Yıl 2025, Cilt: 64 Sayı: 1, 143 - 152, 12.03.2025
https://doi.org/10.19161/etd.1602958

Öz

Aim: Copy number variations (CNVs), comprising approximately two percent of the human genome, represent specific DNA segment deletions or duplications. While these structural variations may be present in healthy populations, they can also manifest clinically significant implications. The clinical interpretation of identified CNVs constitutes a complex process necessitating comprehensive family studies.
The interpretation of clinical and genetic data often presents challenges in achieving definitive conclusions. Machine learning algorithms have emerged as increasingly valuable tools in medical applications, particularly in genetics where large-scale datasets predominate. This investigation aimed to evaluate the implementation of machine learning algorithms for the clinical assessment of copy number variations.
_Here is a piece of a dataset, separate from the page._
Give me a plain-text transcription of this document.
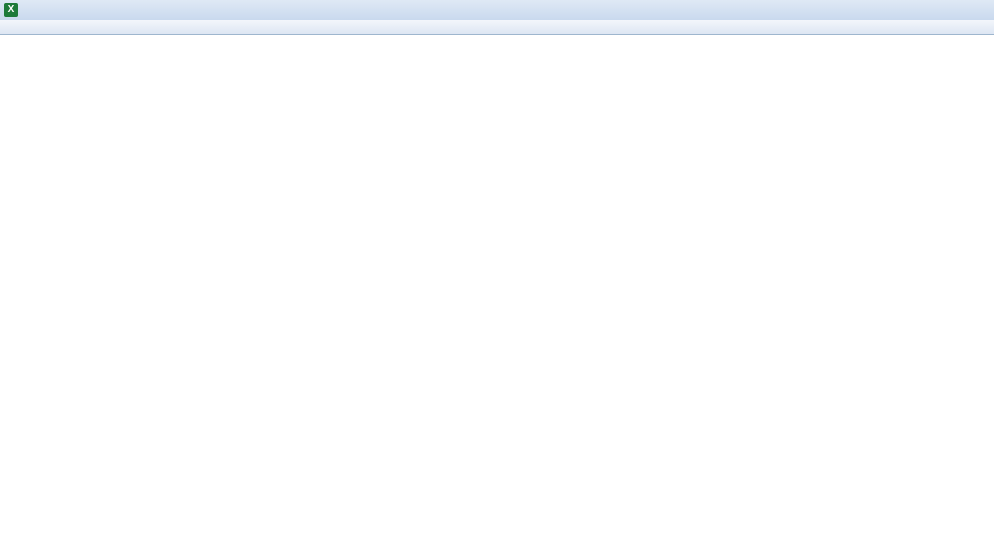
X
Materials and Methods: The study methodology comprised an initial pilot analysis utilizing ISCA consortium data (n=11,989 variants), followed by a comprehensive analysis of ClinVar database variants (n= 66803). The variants were stratified into five clinical classification categories (Benign, Likely Benign, VUS, Likely Pathogenic, and Pathogenic). Analyses were conducted using the Microsoft Azure Machine Learning Studio platform, implementing various machine learning algorithms (Multiclass Decision Trees, Logistic Regression, and Neural Network) with a 70:30 training-testing data partition.
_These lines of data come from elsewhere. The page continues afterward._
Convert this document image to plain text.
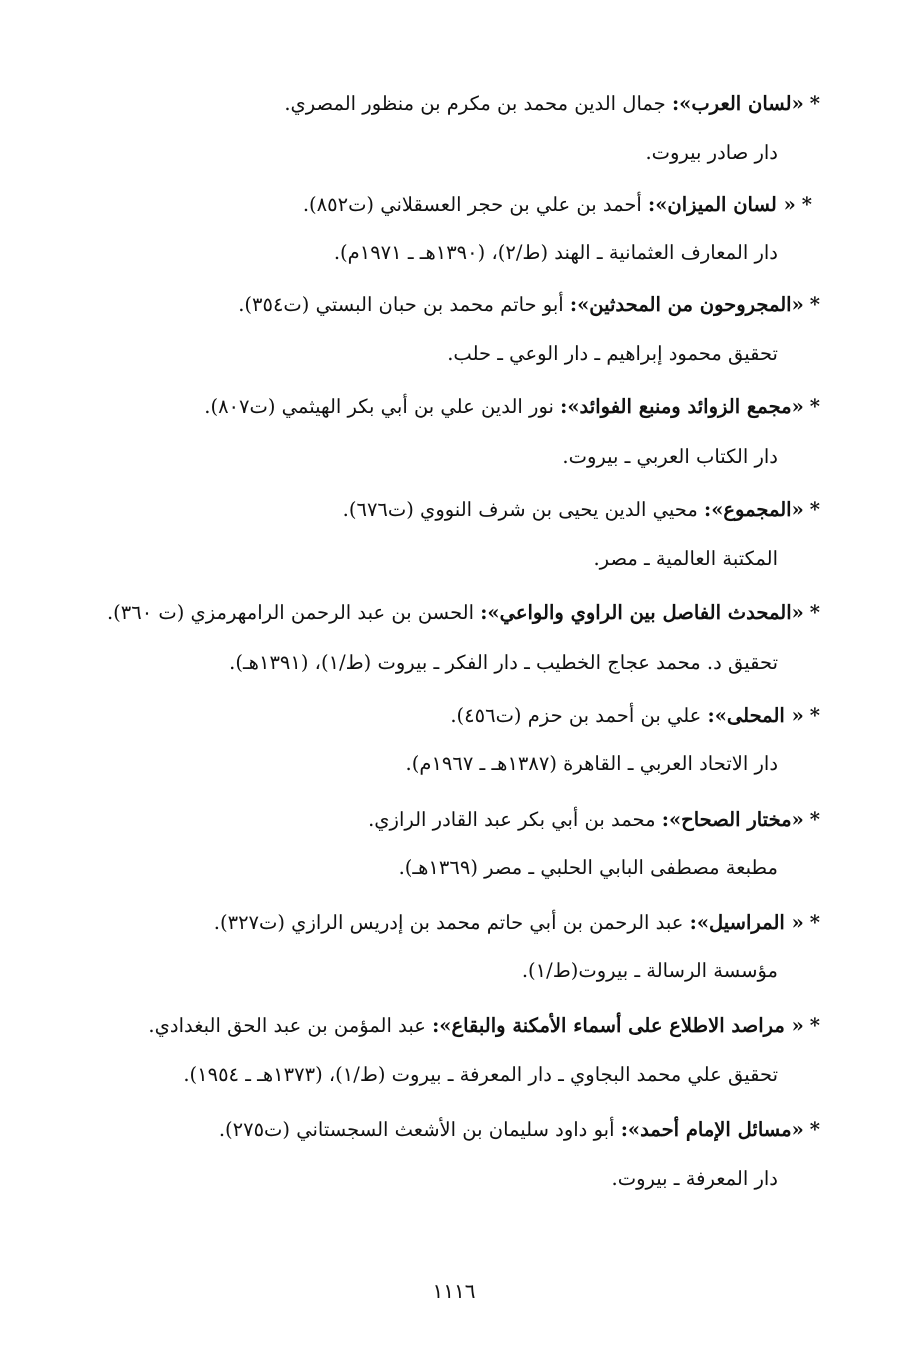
*«لسان العرب»: جمال الدين محمد بن مكرم بن منظور المصري.
دار صادر بيروت.
*« لسان الميزان»: أحمد بن علي بن حجر العسقلاني (ت٨٥٢).
دار المعارف العثمانية ـ الهند (ط/٢)، (١٣٩٠هـ ـ ١٩٧١م).
*«المجروحون من المحدثين»: أبو حاتم محمد بن حبان البستي (ت٣٥٤).
تحقيق محمود إبراهيم ـ دار الوعي ـ حلب.
*«مجمع الزوائد ومنبع الفوائد»: نور الدين علي بن أبي بكر الهيثمي (ت٨٠٧).
دار الكتاب العربي ـ بيروت.
*«المجموع»: محيي الدين يحيى بن شرف النووي (ت٦٧٦).
المكتبة العالمية ـ مصر.
*«المحدث الفاصل بين الراوي والواعي»: الحسن بن عبد الرحمن الرامهرمزي (ت ٣٦٠).
تحقيق د. محمد عجاج الخطيب ـ دار الفكر ـ بيروت (ط/١)، (١٣٩١هـ).
*« المحلى»: علي بن أحمد بن حزم (ت٤٥٦).
دار الاتحاد العربي ـ القاهرة (١٣٨٧هـ ـ ١٩٦٧م).
*«مختار الصحاح»: محمد بن أبي بكر عبد القادر الرازي.
مطبعة مصطفى البابي الحلبي ـ مصر (١٣٦٩هـ).
*« المراسيل»: عبد الرحمن بن أبي حاتم محمد بن إدريس الرازي (ت٣٢٧).
مؤسسة الرسالة ـ بيروت(ط/١).
*« مراصد الاطلاع على أسماء الأمكنة والبقاع»: عبد المؤمن بن عبد الحق البغدادي.
تحقيق علي محمد البجاوي ـ دار المعرفة ـ بيروت (ط/١)، (١٣٧٣هـ ـ ١٩٥٤).
*«مسائل الإمام أحمد»: أبو داود سليمان بن الأشعث السجستاني (ت٢٧٥).
دار المعرفة ـ بيروت.
١١١٦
Results: The ISCA dataset analysis demonstrated an average accuracy of 0.96 utilizing multiclass decision trees, while the ClinVar dataset achieved 0.86 accuracy with the same algorithmic approach. The model exhibited predictive accuracies of 74.8%, 77.6%, and 62.6% for pathogenic, benign, and variants of unknown significance, respectively. Frequently occurring variants demonstrated superior predictive accuracy, and binary classification (benign/pathogenic) yielded an enhanced average accuracy of 0.90.
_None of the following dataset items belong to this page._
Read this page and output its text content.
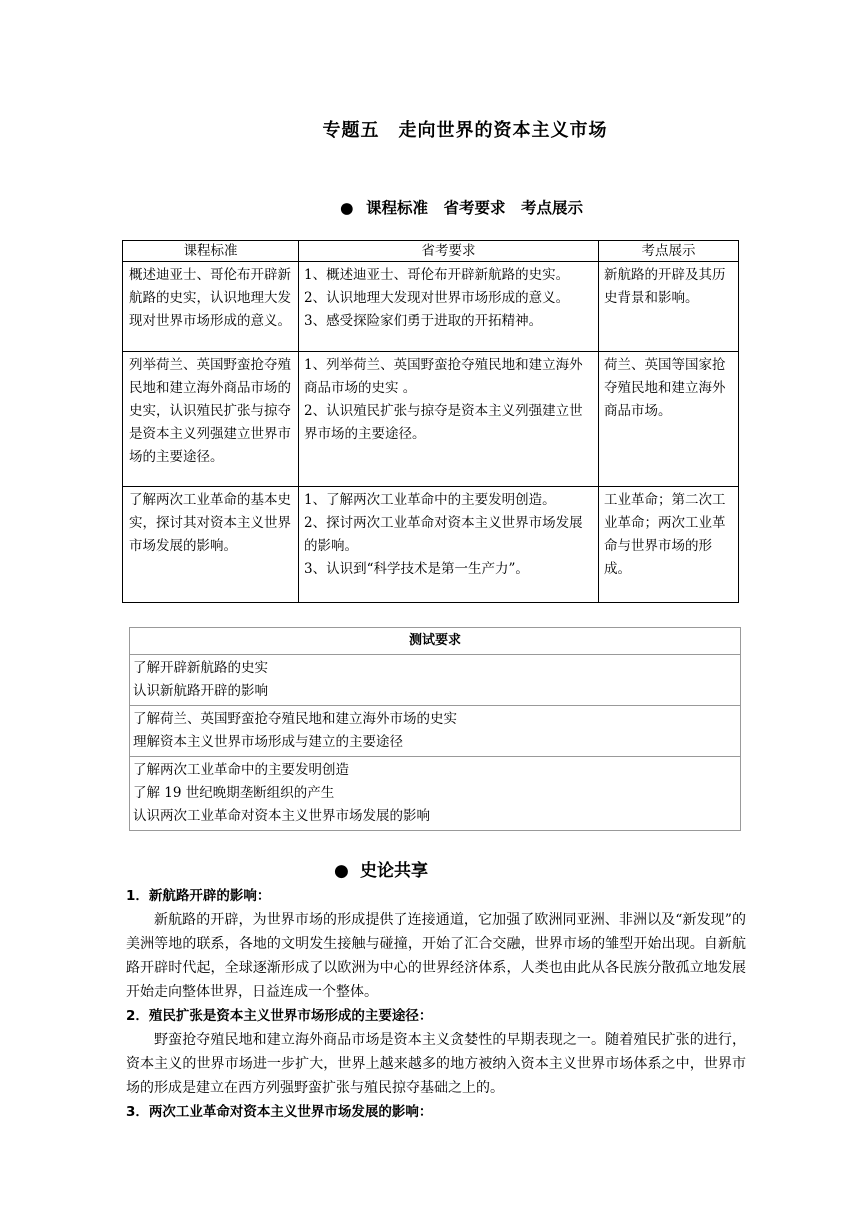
专题五　走向世界的资本主义市场
● 课程标准　省考要求　考点展示
课程标准	省考要求	考点展示
概述迪亚士、哥伦布开辟新航路的史实，认识地理大发现对世界市场形成的意义。	1、概述迪亚士、哥伦布开辟新航路的史实。
2、认识地理大发现对世界市场形成的意义。
3、感受探险家们勇于进取的开拓精神。	新航路的开辟及其历史背景和影响。
列举荷兰、英国野蛮抢夺殖民地和建立海外商品市场的史实，认识殖民扩张与掠夺是资本主义列强建立世界市场的主要途径。	1、列举荷兰、英国野蛮抢夺殖民地和建立海外商品市场的史实 。
2、认识殖民扩张与掠夺是资本主义列强建立世界市场的主要途径。	荷兰、英国等国家抢夺殖民地和建立海外商品市场。
了解两次工业革命的基本史实，探讨其对资本主义世界市场发展的影响。	1、了解两次工业革命中的主要发明创造。
2、探讨两次工业革命对资本主义世界市场发展的影响。
3、认识到“科学技术是第一生产力”。	工业革命；第二次工业革命；两次工业革命与世界市场的形成。
测试要求

了解开辟新航路的史实
认识新航路开辟的影响

了解荷兰、英国野蛮抢夺殖民地和建立海外市场的史实
理解资本主义世界市场形成与建立的主要途径

了解两次工业革命中的主要发明创造
了解 19 世纪晚期垄断组织的产生
认识两次工业革命对资本主义世界市场发展的影响
● 史论共享
1．新航路开辟的影响：

新航路的开辟，为世界市场的形成提供了连接通道，它加强了欧洲同亚洲、非洲以及“新发现”的美洲等地的联系，各地的文明发生接触与碰撞，开始了汇合交融，世界市场的雏型开始出现。自新航路开辟时代起，全球逐渐形成了以欧洲为中心的世界经济体系，人类也由此从各民族分散孤立地发展开始走向整体世界，日益连成一个整体。

2．殖民扩张是资本主义世界市场形成的主要途径：

野蛮抢夺殖民地和建立海外商品市场是资本主义贪婪性的早期表现之一。随着殖民扩张的进行，资本主义的世界市场进一步扩大，世界上越来越多的地方被纳入资本主义世界市场体系之中，世界市场的形成是建立在西方列强野蛮扩张与殖民掠夺基础之上的。

3．两次工业革命对资本主义世界市场发展的影响：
Conclusion: This investigation demonstrates the feasibility of developing a preliminary machine learning model for the clinical evaluation and potential automated classification of copy number variants.

Kaynakça

  • Sebat J, Lakshmi B, Troge J, Alexander J, Young J, Lundin P, et al. Large-scale copy number polymorphism in the human genome. Science. 2004 Jul 23;305(5683):525–8.
  • Redon R, Ishikawa S, Fitch KR, Feuk L, Perry GH, Andrews TD, et al. Global variation in copy number in the human genome. Nature. 2006 Nov;444(7118):444–54.
  • Albertson DG, Pinkel D. Genomic microarrays in human genetic disease and cancer. Hum Mol Genet. 2003 Oct 15;12(suppl 2):R145–52.
  • Slavotinek AM. Novel microdeletion syndromes detected by chromosome microarrays. Hum Genet [Internet]. 2008 Aug 30 [cited 2019 Nov 3];124(1):1–17. Available from: http://link.springer.com/10.1007/s00439-008- 0513-9
  • Freeman JL, Perry GH, Feuk L, Redon R, McCarroll SA, Altshuler DM, et al. Copy number variation: new insights in genome diversity. Genome Res [Internet]. 2006 Aug 1 [cited 2019 Jul 9];16(8):949–61. Available from: http://www.ncbi.nlm.nih.gov/pubmed/16809666
  • Database of Genomic Variants [Internet]. [cited 2019 Nov 3]. Available from: http://dgv.tcag.ca/dgv/app/home
  • Firth H V., Richards SM, Bevan AP, Clayton S, Corpas M, Rajan D, et al. DECIPHER: Database of Chromosomal Imbalance and Phenotype in Humans Using Ensembl Resources. The American Journal of Human Genetics [Internet]. 2009 Apr [cited 2019 Nov 3];84(4):524–33. Available from: https://linkinghub.elsevier.com/retrieve/pii/S0002929709001074
  • Kearney HM, Thorland EC, Brown KK, Quintero-Rivera F, South ST. American College of Medical Genetics standards and guidelines for interpretation and reporting of postnatal constitutional copy number variants. Genetics in Medicine. 2011 Jul 15;13(7):680–5.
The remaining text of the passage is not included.